# Barbie, Baby Duck, and a Perch



## GaryFish (Sep 7, 2007)

Well, Friday night I took my 5 year old daughter Molly out for some fishing fun in Rexburg. We headed to the community pond at Nature Park, behind the fairgrounds with a Barbie pole and cup of worms. We got there and tried our luck. Some other kids were there, and feeding the ducks, and thought best place was to stand behind us, and throw the bread over us into the pond. Certainly didn't help the fishing. We cast out anyway with a bobber above a worm. Well, a baby mallard saw the bobber and swam straight to it and before I could pull the line in, dove under the water and grabbed the worm. Boom. Duck on! Not good. I reeled in the baby duck, it crying all the way and got it close enough to cut the line right by the bill and it took off to the other side of the pond. Well, that ended the fishing for a while. Which let Molly enjoy the pond her way.

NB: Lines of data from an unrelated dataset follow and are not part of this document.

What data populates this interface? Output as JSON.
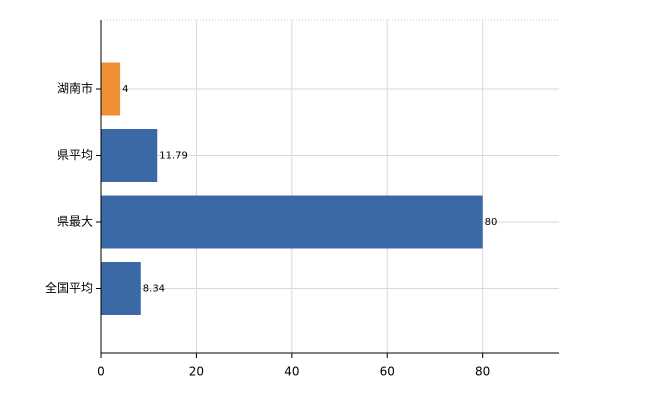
{
  "chart_data": {
    "type": "barh",
    "categories": [
      "湖南市",
      "県平均",
      "県最大",
      "全国平均"
    ],
    "values": [
      4,
      11.79,
      80,
      8.34
    ],
    "colors": [
      "#ee8f36",
      "#3b69a6",
      "#3b69a6",
      "#3b69a6"
    ],
    "xlim": [
      0,
      96
    ],
    "xticks": [
      0,
      20,
      40,
      60,
      80
    ],
    "grid": true
  }
}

Well, after getting soaked to the neck, and having a great time, she discovered she was cold and wet. Luckily, I had a towel in the car to wrap her up and let her warm up a bit. I had also taken my 10 year old nephew with us, and he started getting some bites on the little spinner I put on his line. So I went and got Molly out of the car and back to the pond. I cast out the little mepps and started the retrive for her and then got to use that great phrase Dad's love: "Here Molly, you hold the pole." and she got so excited to reel in her first fish with the Barbie pole. This little perch was quite the trophy for her. 









It must have been the highlight. When we got home, she didn't even mention the baby duck to Mom.


----------



## wyogoob (Sep 7, 2007)

Great pics, thanks for sharing.

.


----------



## fishreaper (Jan 2, 2014)

A duck actually took my fly the other day and it ended up breaking my tenkara rod just as the hook came loose. Great pictures anyways.


----------